David Cohen, now the City Councilmember for District 4, pledged to champion sustainable development, affordable housing for all, and transportation alternatives that connect neighborhoods efficiently and with less traffic. He’s also making sure every neighborhood is safe and clean, creating improvements like better access to parks with current residents instead of at their expense. Thank you Jake and David!
SF Rising Action Fund hit the pavement every day in the fall to persuade voters in the Richmond that Connie Chan will represent them with fierce integrity in City Hall. And they won Connie’s race–the most contested supervisor race in 2020–by just 125 votes! Connie’s ranked-choice voting strategy was critical to this win and we need to continue to educate our families, neighbors, and potential candidates about ranked-choice voting, because every vote counts. Once again, it takes all of us to win: community forces, labor, political parties, and committed individual volunteers!
We’re also grateful to Kevine Boggess for already putting students, families and educators at the center of decision-making on the SFUSD Board of Education, as well as helping to rebuild trust and accountability throughout the district, leading with equity, and funding classroom needs first.

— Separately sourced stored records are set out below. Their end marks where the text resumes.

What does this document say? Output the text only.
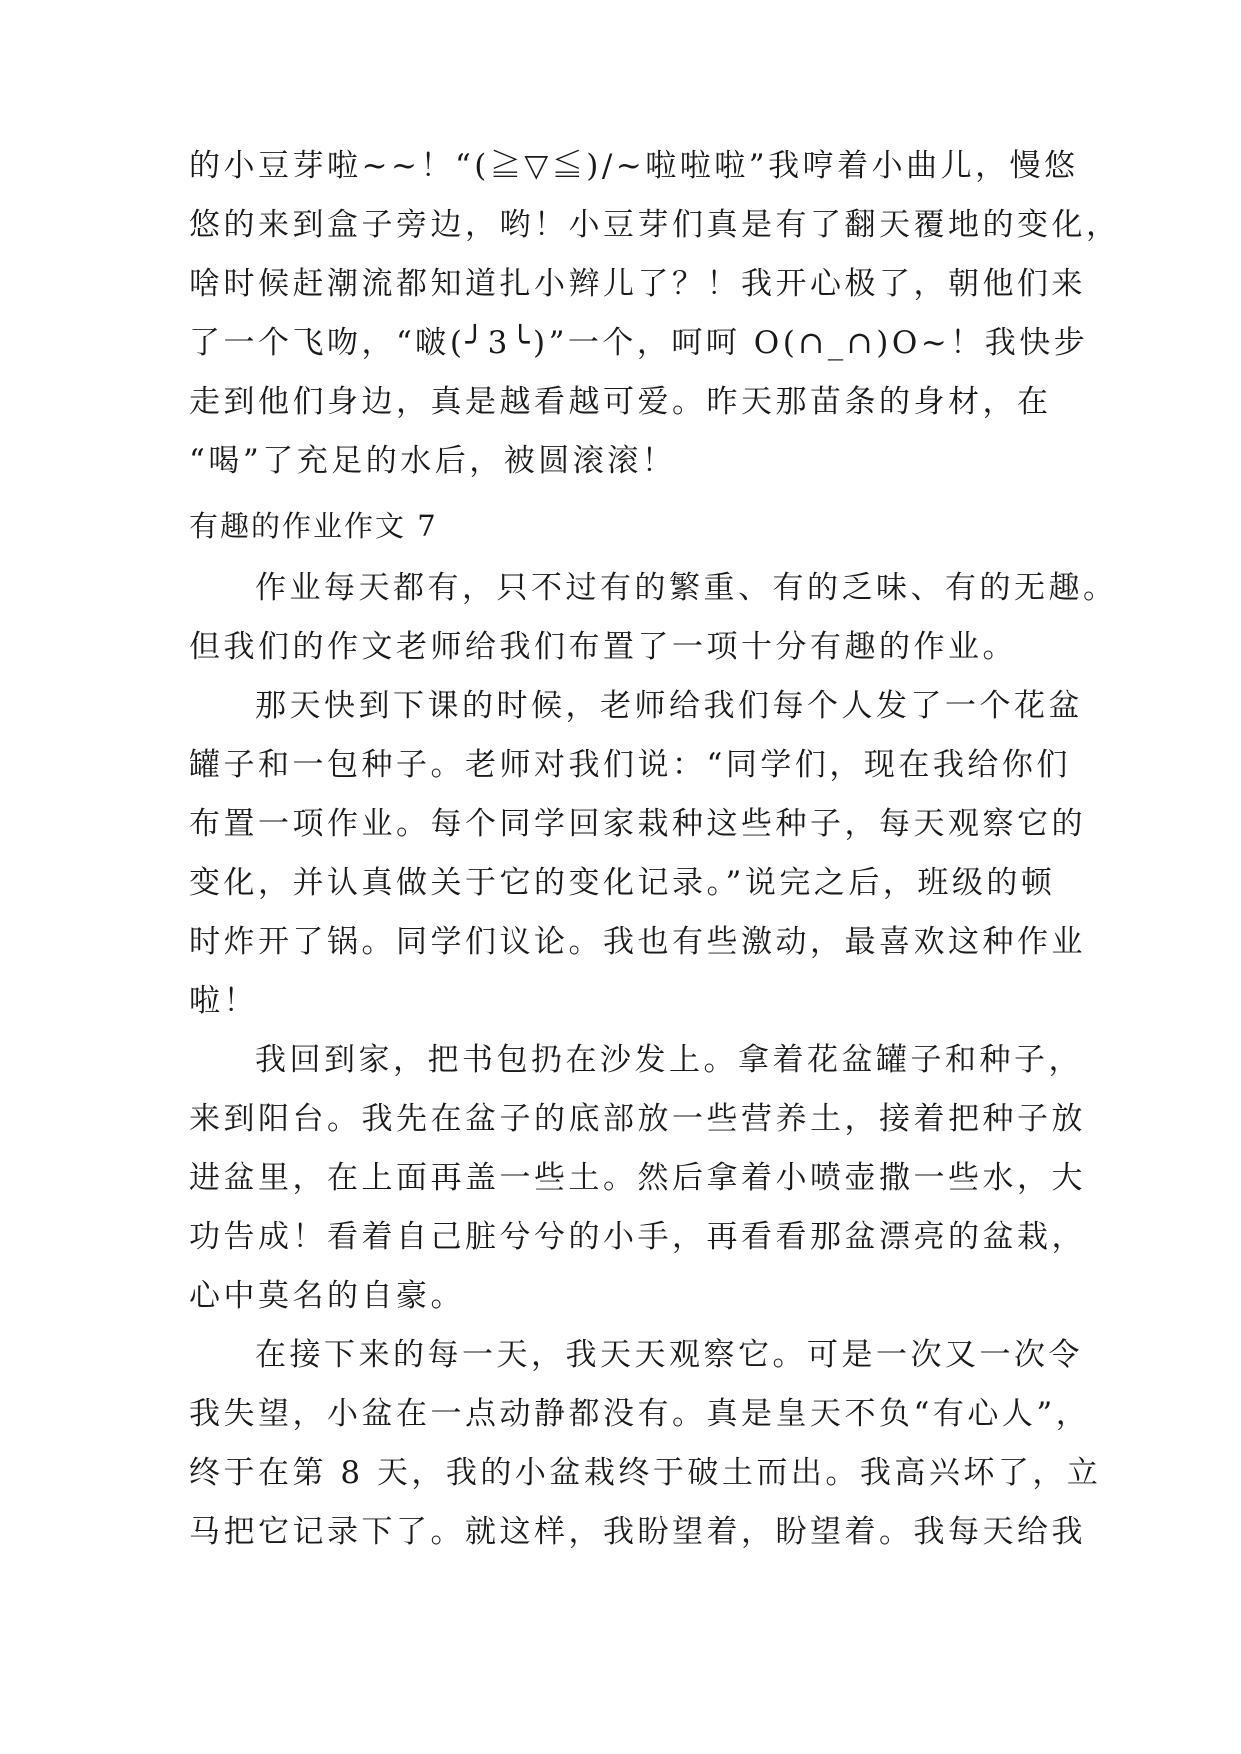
的小豆芽啦~~！“(≧▽≦)/~啦啦啦”我哼着小曲儿，慢悠
悠的来到盒子旁边，哟！小豆芽们真是有了翻天覆地的变化，
啥时候赶潮流都知道扎小辫儿了？！我开心极了，朝他们来
了一个飞吻，“啵(╯3╰)”一个，呵呵 O(∩_∩)O~！我快步
走到他们身边，真是越看越可爱。昨天那苗条的身材，在
“喝”了充足的水后，被圆滚滚！
有趣的作业作文 7
作业每天都有，只不过有的繁重、有的乏味、有的无趣。
但我们的作文老师给我们布置了一项十分有趣的作业。
那天快到下课的时候，老师给我们每个人发了一个花盆
罐子和一包种子。老师对我们说：“同学们，现在我给你们
布置一项作业。每个同学回家栽种这些种子，每天观察它的
变化，并认真做关于它的变化记录。”说完之后，班级的顿
时炸开了锅。同学们议论。我也有些激动，最喜欢这种作业
啦！
我回到家，把书包扔在沙发上。拿着花盆罐子和种子，
来到阳台。我先在盆子的底部放一些营养土，接着把种子放
进盆里，在上面再盖一些土。然后拿着小喷壶撒一些水，大
功告成！看着自己脏兮兮的小手，再看看那盆漂亮的盆栽，
心中莫名的自豪。
在接下来的每一天，我天天观察它。可是一次又一次令
我失望，小盆在一点动静都没有。真是皇天不负“有心人”，
终于在第 8 天，我的小盆栽终于破土而出。我高兴坏了，立
马把它记录下了。就这样，我盼望着，盼望着。我每天给我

At the same time, we lost a significant race this year in District 11, home to the city’s largest number of families and the most diverse community. Our hearts are heavy with the knowledge that John Avalos will not be SF’s new D11 supervisor, despite a powerful grassroots campaign driven by volunteers that spent countless hours door knocking and phonebanking. Despite the outcome, we’re confident that SF Rising Action and the whole team will build off this incredible grassroots campaign. Mil gracias to John Avalos and his team of passionate organizers, particularly Amy Aguilera, who was a fearless leader to get out the vote in our Latinx, immigrant communities.

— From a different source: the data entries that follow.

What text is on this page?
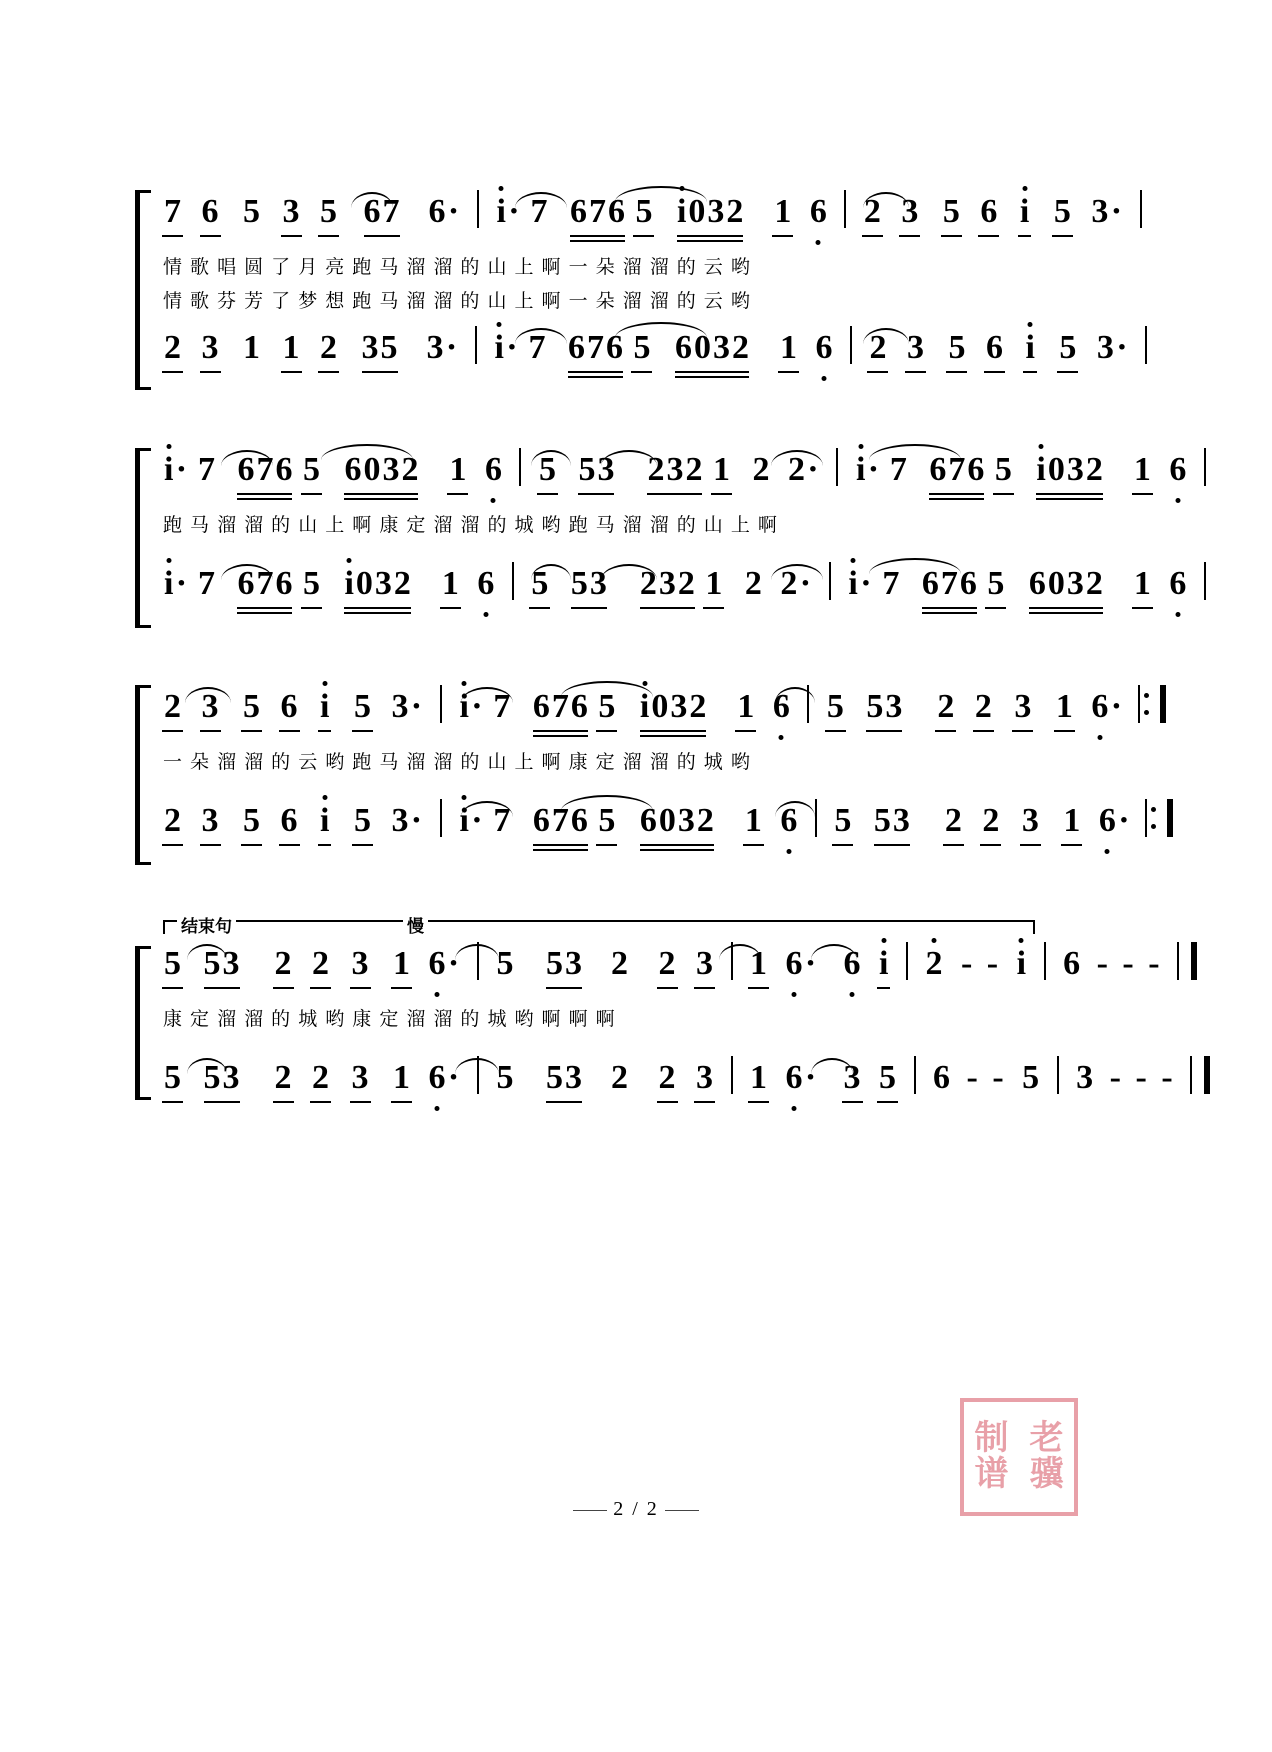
7 6 5 3 5 67 6· i· 7 676 5 i032 1 6 2 3 5 6 i 5 3·
情 歌 唱 圆 了 月 亮 跑 马 溜 溜 的 山 上 啊 一 朵 溜 溜 的 云 哟
情 歌 芬 芳 了 梦 想 跑 马 溜 溜 的 山 上 啊 一 朵 溜 溜 的 云 哟
2 3 1 1 2 35 3· i· 7 676 5 6032 1 6 2 3 5 6 i 5 3·
i· 7 676 5 6032 1 6 5 53 232 1 2 2· i· 7 676 5 i032 1 6
跑 马 溜 溜 的 山 上 啊 康 定 溜 溜 的 城 哟 跑 马 溜 溜 的 山 上 啊
i· 7 676 5 i032 1 6 5 53 232 1 2 2· i· 7 676 5 6032 1 6
2 3 5 6 i 5 3· i· 7 676 5 i032 1 6 5 53 2 2 3 1 6·
一 朵 溜 溜 的 云 哟 跑 马 溜 溜 的 山 上 啊 康 定 溜 溜 的 城 哟
2 3 5 6 i 5 3· i· 7 676 5 6032 1 6 5 53 2 2 3 1 6·
结束句	慢
5 53 2 2 3 1 6· 5 53 2 2 3 1 6· 6 i 2 - - i 6 - - -
康 定 溜 溜 的 城 哟 康 定 溜 溜 的 城 哟 啊 啊 啊
5 53 2 2 3 1 6· 5 53 2 2 3 1 6· 3 5 6 - - 5 3 - - -
2 / 2
制 老
谱 骥
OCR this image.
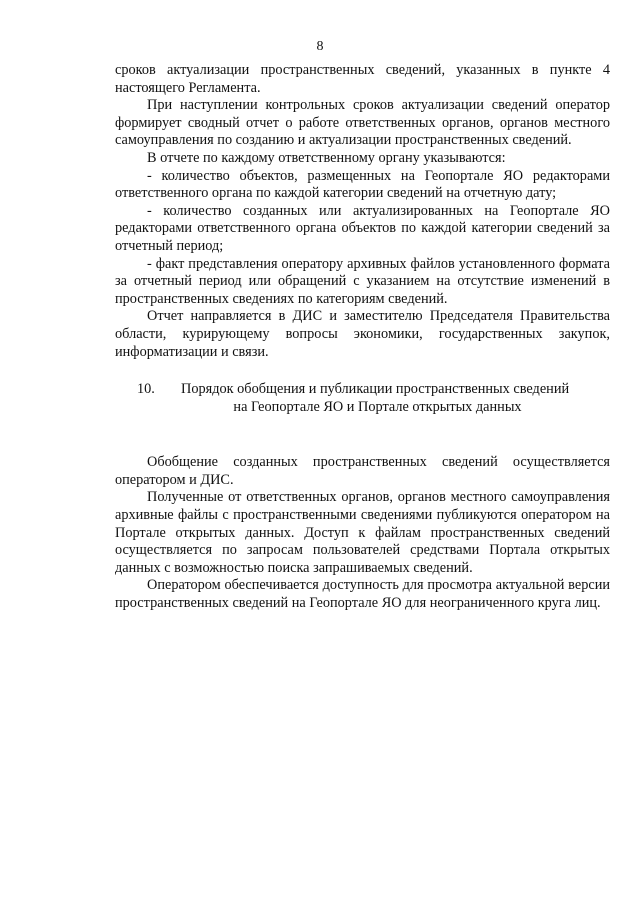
8

сроков актуализации пространственных сведений, указанных в пункте 4 настоящего Регламента.

При наступлении контрольных сроков актуализации сведений оператор формирует сводный отчет о работе ответственных органов, органов местного самоуправления по созданию и актуализации пространственных сведений.

В отчете по каждому ответственному органу указываются:

- количество объектов, размещенных на Геопортале ЯО редакторами ответственного органа по каждой категории сведений на отчетную дату;

- количество созданных или актуализированных на Геопортале ЯО редакторами ответственного органа объектов по каждой категории сведений за отчетный период;

- факт представления оператору архивных файлов установленного формата за отчетный период или обращений с указанием на отсутствие изменений в пространственных сведениях по категориям сведений.

Отчет направляется в ДИС и заместителю Председателя Правительства области, курирующему вопросы экономики, государственных закупок, информатизации и связи.

10. Порядок обобщения и публикации пространственных сведений
на Геопортале ЯО и Портале открытых данных

Обобщение созданных пространственных сведений осуществляется оператором и ДИС.

Полученные от ответственных органов, органов местного самоуправления архивные файлы с пространственными сведениями публикуются оператором на Портале открытых данных. Доступ к файлам пространственных сведений осуществляется по запросам пользователей средствами Портала открытых данных с возможностью поиска запрашиваемых сведений.

Оператором обеспечивается доступность для просмотра актуальной версии пространственных сведений на Геопортале ЯО для неограниченного круга лиц.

Congratulations to everyone we’ve mentioned above and every single people-powered candidate who ran in November. Whether they won at the ballot box or not, our communities and our movements will be stronger because of their vision and their work in 2021 and beyond.
Our immense gratitude also goes out to the staff, families, and volunteers that campaigned to ensure that our communities’ voices were heard. Together we hope to build an elected leadership that not only reflects the majority values of our region, but also looks like the people of the Bay Area in all our diversity. (Look forward to an updated report on the diversity of local elected officials this spring, and our launch of the Working Families Party in California and its regional chapter in the Bay Area!)
Election by election, pandemic or not, we are shaping the future of the Bay Area and centering working-class people of color in Bay Area government. In this world that’s been undeniably changed by COVID and bolder demands for policy that works for everyone, we can’t wait to see what’s ahead for the Bay Area and this slate of incredible leaders!